When Dave and I barged the Midi Canal in France we started our journey In Toulouse. I made Dave eat cassoulet for dinner on our first night so that he could compare the one made in Castelnaudary. Cassoulet is a dish traditional to the Languedoc-Roussillon region in southern France. No one is quite sure where cassoulet originates, but the two towns of Toulouse and Castelnaudary both claim it as their own. Dave had cassoulet again in Castelnaudary and for a third time when we returned to Toulouse at the end of our trip. This was not a dish I was going to try as at that stage of my life I would not have considered myself a bean eater. In the south of France the dish is served with way more beans than meat. On our last day in Toulouse we purchased a huge tin of of cassoulet and we served it for friends when we got back from our holiday. When Jo set this month’s I Made It challenge I decided that I would make the dish with fewer beans than is traditional. I was going to make it with chicken, as duck is so expensive but I changed my mind when I saw duck leg quarters at my local Food Lovers Market. It is a labour of love that I would do again as my cassoulet was extremely hearty.
Would you go on a barge holiday?
for the duck confit
- 330 g duck fat
- 2 duck leg quarters
for the cassoulet
- 500 msl chicken stock
- 1 large onion, peeled and cut into quarters
- 2 large carrots, cut into thirds
- 70 g bacon, chopped
- Salt and freshly ground black pepper to season
- 15 mls olive oil
- 2 Toulouse sausages
- 2 clvoes garlic, peeled and sliced
- 15 mls tomato paste
- 240 g tinned white beans (net weight)
for the duck confit
- Melt the duck fat in a sauté pan over a low heat
- Place the leg quarters into the melted fat skin side down and cook on the lowest setting for 30 minutes
- Turn over and cook for another hour
- Turn over and cook for another 30 minutes
- Remove from the fat and set aside
for the cassoulet
- Place the chicken stock into a large casserole dish
- Add the onion, carrots and bacon
- Season and bring to the boil
- Reduce the heat, cover and simmer for an hour
- Preheat the oven to 150°Celsius
- Heat the olive oil in a large frying pan
- Fry the duck until browned
- Remove and set aside, and then brown the sausage
- Remove and set aside and add the garlic to the pan
- Sauté for a minute
- Deglaze the pan with the tomato paste
- Add the beans to the frying pan and mix in with the tomato paste and garlic
- Now place all of the ingredients into the broth and adjust the seasoning
- Cook for 2 hours
- Place one duck leg quarter and one sausage into 2 bowls
- Use a slotted spoon to remove the beans
- Serve with the reduced broth
Click on the links for conversions and notes.
What I blogged:
- one year ago – Interview with Angeliqueca Roux
- two years ago – Clemengold and Cranberry Cake
- three years ago – Chilli Oil
Bloggers who took part this month:
Cupcakes and Couscous
37 thoughts on “Cassoulet”
This sounds fantastic Tandy! I bet it would also be nice and hearty with chicken.
Have a happy week ahead.
🙂 Mandy xo
I am so sure it would work just as well with chicken 🙂
Oh yum! That looks absolutely mouthwatering! I want a big plate of it! 🙂
Thanks Anne, a big plate is a necessity 🙂
You’ve made it look so easy! When I saw the challenge and did some research I got scared off by the list of ingredients and the days of preparation! I will definitely give your version a try 🙂 Xx
Let me know what you think once you have made it!

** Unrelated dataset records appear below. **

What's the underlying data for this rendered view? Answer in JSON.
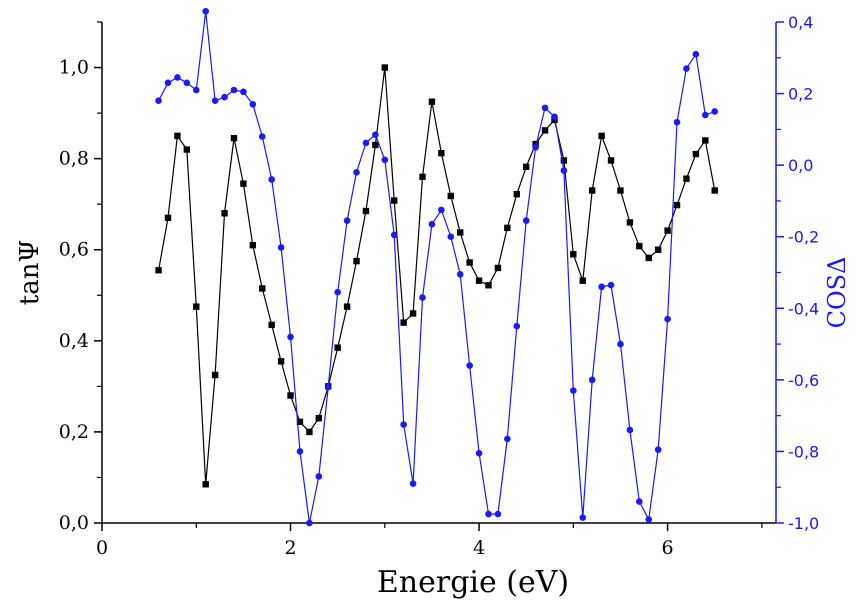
{
  "chart_data": {
    "type": "line",
    "xlabel": "Energie (eV)",
    "ylabel_left": "tanΨ",
    "ylabel_right": "COSΔ",
    "xlim": [
      0,
      7.15
    ],
    "ylim_left": [
      0,
      1.1
    ],
    "ylim_right": [
      -1.0,
      0.4
    ],
    "x_ticks": [
      0,
      2,
      4,
      6
    ],
    "x_tick_labels": [
      "0",
      "2",
      "4",
      "6"
    ],
    "left_ticks": [
      0,
      0.2,
      0.4,
      0.6,
      0.8,
      1.0
    ],
    "left_tick_labels": [
      "0,0",
      "0,2",
      "0,4",
      "0,6",
      "0,8",
      "1,0"
    ],
    "right_ticks": [
      -1.0,
      -0.8,
      -0.6,
      -0.4,
      -0.2,
      0.0,
      0.2,
      0.4
    ],
    "right_tick_labels": [
      "-1,0",
      "-0,8",
      "-0,6",
      "-0,4",
      "-0,2",
      "0,0",
      "0,2",
      "0,4"
    ],
    "grid": false,
    "colors": {
      "tan_series": "#000000",
      "cos_series": "#1a1aff",
      "right_axis": "#1a1aff"
    },
    "series": [
      {
        "axis": "left",
        "marker": "square",
        "x": [
          0.6,
          0.7,
          0.8,
          0.9,
          1.0,
          1.1,
          1.2,
          1.3,
          1.4,
          1.5,
          1.6,
          1.7,
          1.8,
          1.9,
          2.0,
          2.1,
          2.2,
          2.3,
          2.4,
          2.5,
          2.6,
          2.7,
          2.8,
          2.9,
          3.0,
          3.1,
          3.2,
          3.3,
          3.4,
          3.5,
          3.6,
          3.7,
          3.8,
          3.9,
          4.0,
          4.1,
          4.2,
          4.3,
          4.4,
          4.5,
          4.6,
          4.7,
          4.8,
          4.9,
          5.0,
          5.1,
          5.2,
          5.3,
          5.4,
          5.5,
          5.6,
          5.7,
          5.8,
          5.9,
          6.0,
          6.1,
          6.2,
          6.3,
          6.4,
          6.5
        ],
        "y": [
          0.555,
          0.67,
          0.85,
          0.82,
          0.475,
          0.085,
          0.325,
          0.68,
          0.845,
          0.745,
          0.61,
          0.515,
          0.435,
          0.355,
          0.28,
          0.222,
          0.2,
          0.23,
          0.3,
          0.385,
          0.475,
          0.575,
          0.685,
          0.83,
          1.0,
          0.708,
          0.44,
          0.46,
          0.76,
          0.925,
          0.812,
          0.718,
          0.638,
          0.572,
          0.532,
          0.522,
          0.56,
          0.648,
          0.722,
          0.782,
          0.832,
          0.862,
          0.885,
          0.796,
          0.59,
          0.532,
          0.73,
          0.85,
          0.796,
          0.73,
          0.66,
          0.608,
          0.582,
          0.6,
          0.642,
          0.698,
          0.756,
          0.81,
          0.84,
          0.73
        ]
      },
      {
        "axis": "right",
        "marker": "circle",
        "x": [
          0.6,
          0.7,
          0.8,
          0.9,
          1.0,
          1.1,
          1.2,
          1.3,
          1.4,
          1.5,
          1.6,
          1.7,
          1.8,
          1.9,
          2.0,
          2.1,
          2.2,
          2.3,
          2.4,
          2.5,
          2.6,
          2.7,
          2.8,
          2.9,
          3.0,
          3.1,
          3.2,
          3.3,
          3.4,
          3.5,
          3.6,
          3.7,
          3.8,
          3.9,
          4.0,
          4.1,
          4.2,
          4.3,
          4.4,
          4.5,
          4.6,
          4.7,
          4.8,
          4.9,
          5.0,
          5.1,
          5.2,
          5.3,
          5.4,
          5.5,
          5.6,
          5.7,
          5.8,
          5.9,
          6.0,
          6.1,
          6.2,
          6.3,
          6.4,
          6.5
        ],
        "y": [
          0.18,
          0.23,
          0.245,
          0.23,
          0.21,
          0.43,
          0.18,
          0.19,
          0.21,
          0.205,
          0.17,
          0.08,
          -0.04,
          -0.23,
          -0.48,
          -0.8,
          -1.0,
          -0.87,
          -0.62,
          -0.355,
          -0.155,
          -0.02,
          0.062,
          0.085,
          0.015,
          -0.195,
          -0.725,
          -0.89,
          -0.37,
          -0.165,
          -0.125,
          -0.2,
          -0.305,
          -0.56,
          -0.805,
          -0.975,
          -0.975,
          -0.765,
          -0.45,
          -0.155,
          0.05,
          0.16,
          0.135,
          -0.015,
          -0.63,
          -0.985,
          -0.6,
          -0.34,
          -0.335,
          -0.5,
          -0.74,
          -0.94,
          -0.99,
          -0.795,
          -0.43,
          0.12,
          0.27,
          0.31,
          0.14,
          0.15
        ]
      }
    ]
  }
}
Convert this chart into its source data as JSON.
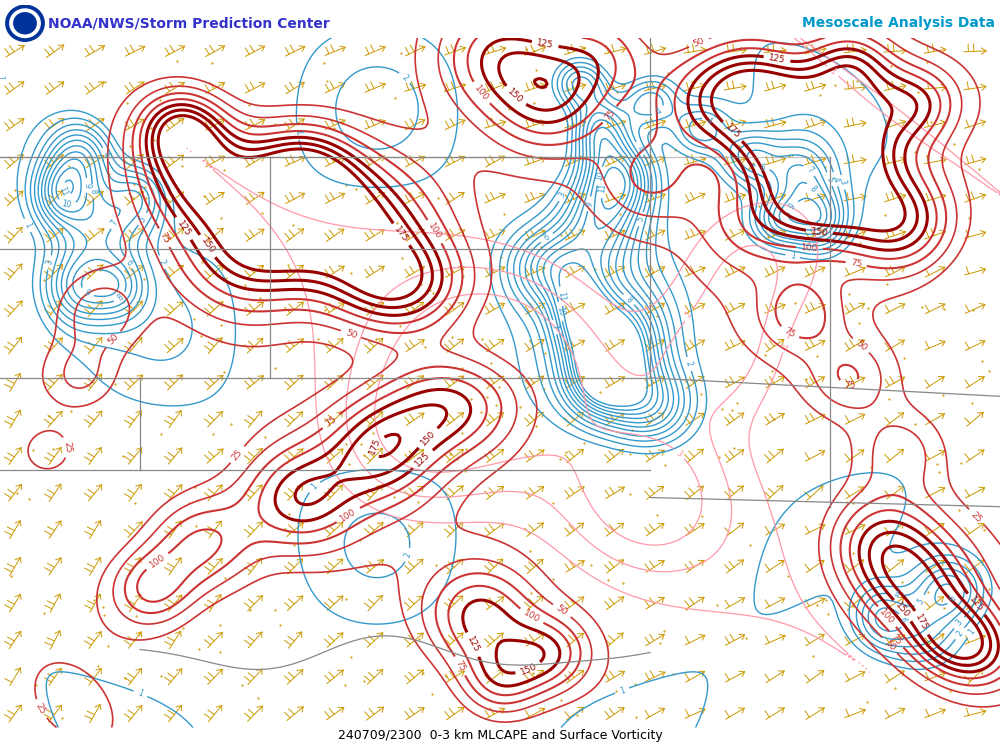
{
  "title_left": "NOAA/NWS/Storm Prediction Center",
  "title_right": "Mesoscale Analysis Data",
  "subtitle": "240709/2300  0-3 km MLCAPE and Surface Vorticity",
  "background_color": "#ffffff",
  "cape_color_dark": "#990000",
  "cape_color_light": "#cc3333",
  "vort_pos_color": "#3399cc",
  "vort_neg_color": "#ff99aa",
  "wind_color": "#cc9900",
  "border_color": "#888888",
  "title_left_color": "#3333cc",
  "title_right_color": "#0099cc",
  "subtitle_color": "#000000",
  "fig_width": 10.0,
  "fig_height": 7.5,
  "dpi": 100
}
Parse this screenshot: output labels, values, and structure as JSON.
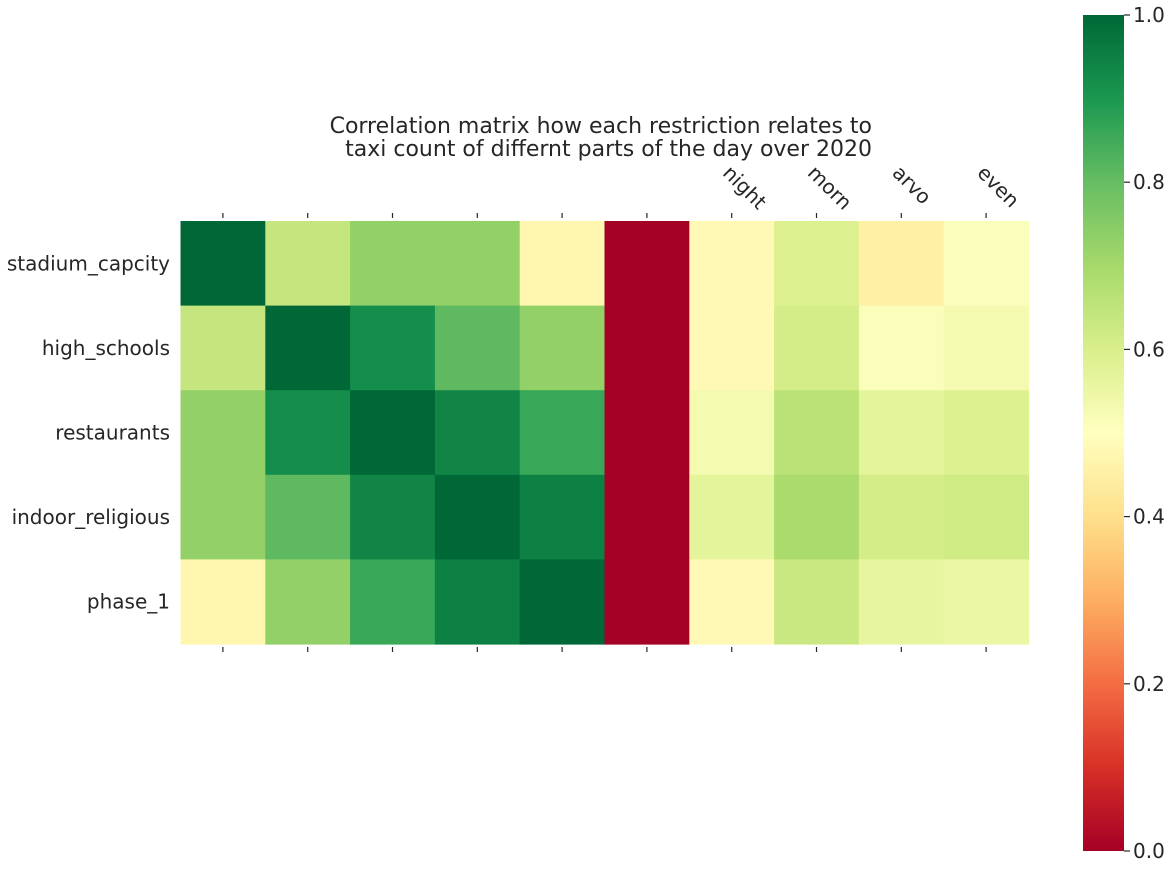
{
  "chart_data": {
    "type": "heatmap",
    "title_lines": [
      "Correlation matrix how each restriction relates to",
      "taxi count of differnt parts of the day over 2020"
    ],
    "x_tick_labels": [
      "",
      "",
      "",
      "",
      "",
      "",
      "night",
      "morn",
      "arvo",
      "even"
    ],
    "y_tick_labels": [
      "stadium_capcity",
      "high_schools",
      "restaurants",
      "indoor_religious",
      "phase_1"
    ],
    "values": [
      [
        1.0,
        0.64,
        0.73,
        0.73,
        0.47,
        0.0,
        0.48,
        0.59,
        0.45,
        0.51
      ],
      [
        0.64,
        1.0,
        0.92,
        0.81,
        0.73,
        0.0,
        0.48,
        0.61,
        0.51,
        0.53
      ],
      [
        0.73,
        0.92,
        1.0,
        0.94,
        0.86,
        0.0,
        0.53,
        0.66,
        0.57,
        0.59
      ],
      [
        0.73,
        0.81,
        0.94,
        1.0,
        0.95,
        0.0,
        0.57,
        0.69,
        0.61,
        0.62
      ],
      [
        0.47,
        0.73,
        0.86,
        0.95,
        1.0,
        0.0,
        0.48,
        0.63,
        0.56,
        0.55
      ]
    ],
    "colormap": "RdYlGn",
    "colorbar": {
      "vmin": 0.0,
      "vmax": 1.0,
      "ticks": [
        "0.0",
        "0.2",
        "0.4",
        "0.6",
        "0.8",
        "1.0"
      ]
    },
    "grid": false,
    "x_tick_position": "top and bottom",
    "x_label_rotation": "-45 degrees"
  }
}
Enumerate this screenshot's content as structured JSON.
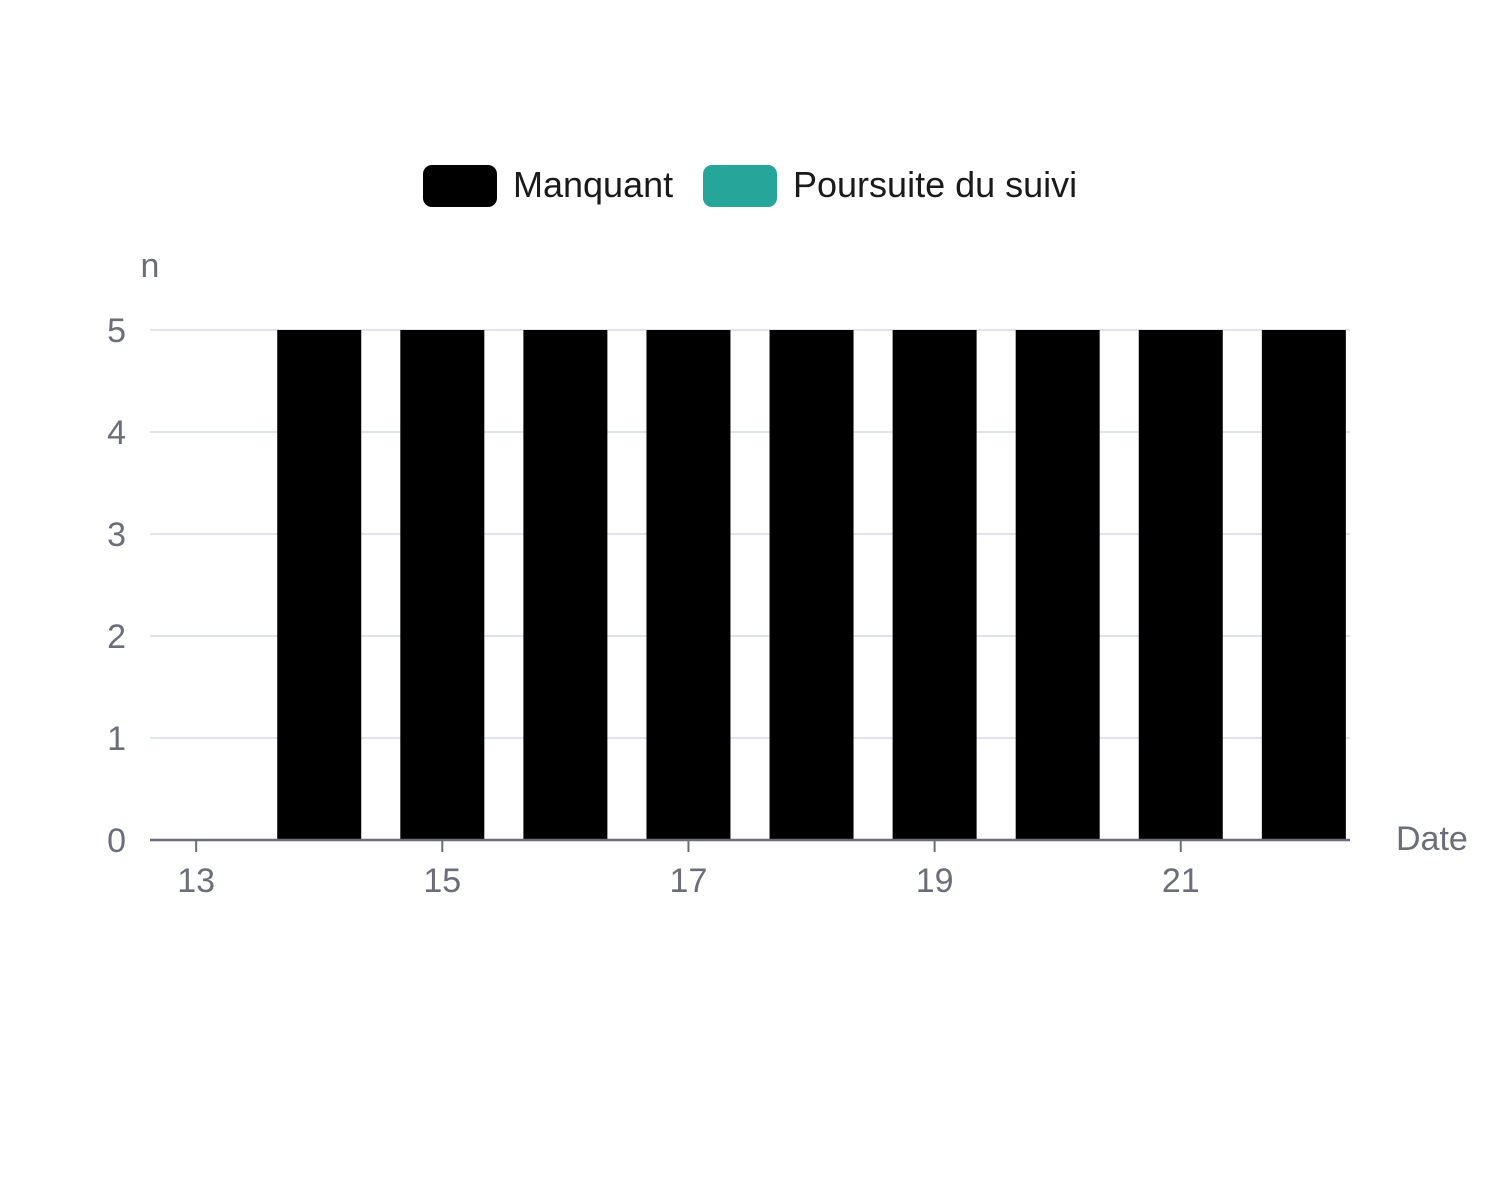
{
  "chart_data": {
    "type": "bar",
    "xlabel": "Date",
    "ylabel": "n",
    "x": [
      13,
      14,
      15,
      16,
      17,
      18,
      19,
      20,
      21,
      22
    ],
    "xticks": [
      13,
      15,
      17,
      19,
      21
    ],
    "yticks": [
      0,
      1,
      2,
      3,
      4,
      5
    ],
    "ylim": [
      0,
      5
    ],
    "xlim": [
      12.625,
      22.375
    ],
    "grid": true,
    "legend_position": "top-center",
    "series": [
      {
        "name": "Manquant",
        "color": "#000000",
        "values": [
          0,
          5,
          5,
          5,
          5,
          5,
          5,
          5,
          5,
          5
        ]
      },
      {
        "name": "Poursuite du suivi",
        "color": "#26a69a",
        "values": [
          0,
          0,
          0,
          0,
          0,
          0,
          0,
          0,
          0,
          0
        ]
      }
    ],
    "colors": {
      "grid": "#dfe3f0",
      "axis": "#6b6d7a",
      "tick_text": "#6b6d7a"
    }
  }
}
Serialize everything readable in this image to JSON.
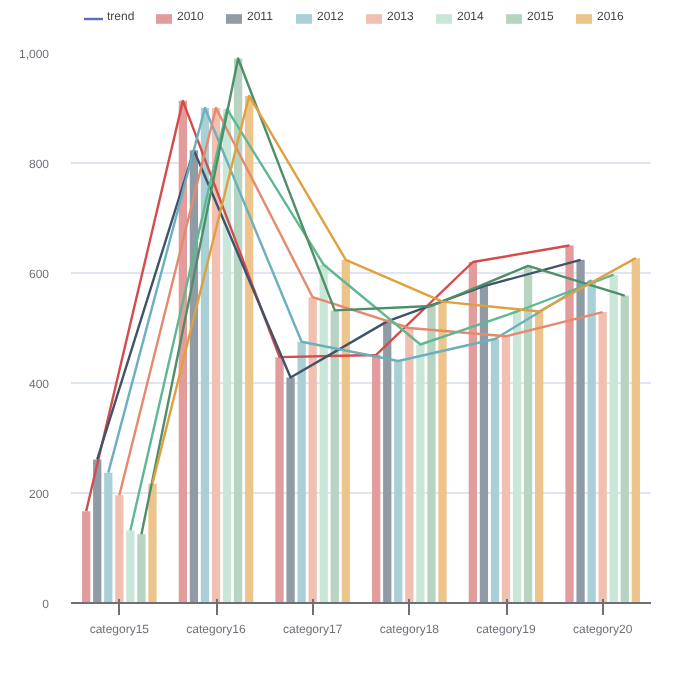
{
  "chart_data": {
    "type": "bar",
    "categories": [
      "category15",
      "category16",
      "category17",
      "category18",
      "category19",
      "category20"
    ],
    "series": [
      {
        "name": "trend",
        "type": "line",
        "color": "#5470c6",
        "values": [
          null,
          null,
          null,
          null,
          null,
          null
        ]
      },
      {
        "name": "2010",
        "color": "#e39c9c",
        "values": [
          167,
          913,
          447,
          451,
          620,
          650
        ]
      },
      {
        "name": "2011",
        "color": "#8f9ca6",
        "values": [
          261,
          823,
          410,
          512,
          576,
          624
        ]
      },
      {
        "name": "2012",
        "color": "#a9cfd7",
        "values": [
          237,
          900,
          475,
          440,
          480,
          587
        ]
      },
      {
        "name": "2013",
        "color": "#f1c0b1",
        "values": [
          196,
          900,
          556,
          500,
          485,
          529
        ]
      },
      {
        "name": "2014",
        "color": "#c9e7d9",
        "values": [
          132,
          898,
          615,
          470,
          530,
          597
        ]
      },
      {
        "name": "2015",
        "color": "#b6d4c1",
        "values": [
          125,
          990,
          532,
          540,
          613,
          559
        ]
      },
      {
        "name": "2016",
        "color": "#edc58c",
        "values": [
          217,
          922,
          624,
          548,
          530,
          627
        ]
      },
      {
        "type": "line",
        "color": "#d44c4c",
        "values": [
          167,
          913,
          447,
          451,
          620,
          650
        ]
      },
      {
        "type": "line",
        "color": "#3f5468",
        "values": [
          261,
          823,
          410,
          512,
          576,
          624
        ]
      },
      {
        "type": "line",
        "color": "#6ab0be",
        "values": [
          237,
          900,
          475,
          440,
          480,
          587
        ]
      },
      {
        "type": "line",
        "color": "#e58a6e",
        "values": [
          196,
          900,
          556,
          500,
          485,
          529
        ]
      },
      {
        "type": "line",
        "color": "#5fb892",
        "values": [
          132,
          898,
          615,
          470,
          530,
          597
        ]
      },
      {
        "type": "line",
        "color": "#4f8f68",
        "values": [
          125,
          990,
          532,
          540,
          613,
          559
        ]
      },
      {
        "type": "line",
        "color": "#e0a040",
        "values": [
          217,
          922,
          624,
          548,
          530,
          627
        ]
      }
    ],
    "ylim": [
      0,
      1000
    ],
    "yticks": [
      0,
      200,
      400,
      600,
      800,
      {
        "value": 1000,
        "label": "1,000"
      }
    ],
    "grid": "y",
    "legend": "top"
  }
}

I cheat and make an ‘easy cassoulet’ without the duck confit. I’m sure yours is a lot nicer but mine is good for a quick supper too. Really feeling very hungry now 🙂
I think the cheat version is as good Sally!
I would love to go on a barge holiday down the European rivers… althou I would settle for a cassoulet. I love beans! 🙂
I have learnt to love beans as well Julie 🙂
Great job Tandy. It looks lovely. I have made it with chicken in the past but I am a big bean eater.
I am sure I will do a version of this again Tammy 🙂
I absolutely adore cassoulet but have only ever eaten it tinned from France (which is excellent) or in France – the last time was a few years ago in Carcassone. I think now I need to give it a go myself and yes, I’d love to go on a barge holiday…we could even take the pups 🙂
The pups would love it! There were so many dogs along the canal when we went 🙂
I’ve made a vegetarian cassoulet before – not very traditional, but extremely tasty 😉
That sounds fantastic Rachel!
Love cassoulet, I can never get enough of it. I only tend to have it in France as my partner is vegetarian, but I do bring back the odd can of duck confit for times when I need my fix! I love your recipe Tandy, but would add more beans 🙂
Thanks for the visit Claire, I think more beans are going to have to be in order for the next time I make it 🙂
hmmmm just trying to leave a comment, 2nd attempt and fingers crossed….
Your other comment is there – they are held in moderation so that I can make sure to reply to each and every one 🙂
Sounds traditional, I’ve never heard of it but it looks super delicious 🙂
Choc Chip Uru
Thank you Uru 🙂
So.. which cassoulet did Dave love most, Tandy?? I bet yours, in the end, nothing beats homemade dishes prepared with love!! xx
HI Barbara, I think he liked the second one he had in Toulouse the most. He told me mine did not have enough beans 😉
I’m not a bean eater either but I have always been intrigued by the idea of cassoulet. I’ll have to try out your delicious looking version and see if it converts me 😉
At least my version does not have a lot of beans! Let me know what you think if you try it 🙂
MMMM,…a lovely recipe that I love to savour too,….Thanks,..now,..I am salivating. ☺️
Glad you like it Sophie 🙂
A wonderful hearty dish. I little bit of work but looks so delicious!
Thank you, it was worth the effort 🙂
Absolutely amazing recipe. I want to this try with chicken too!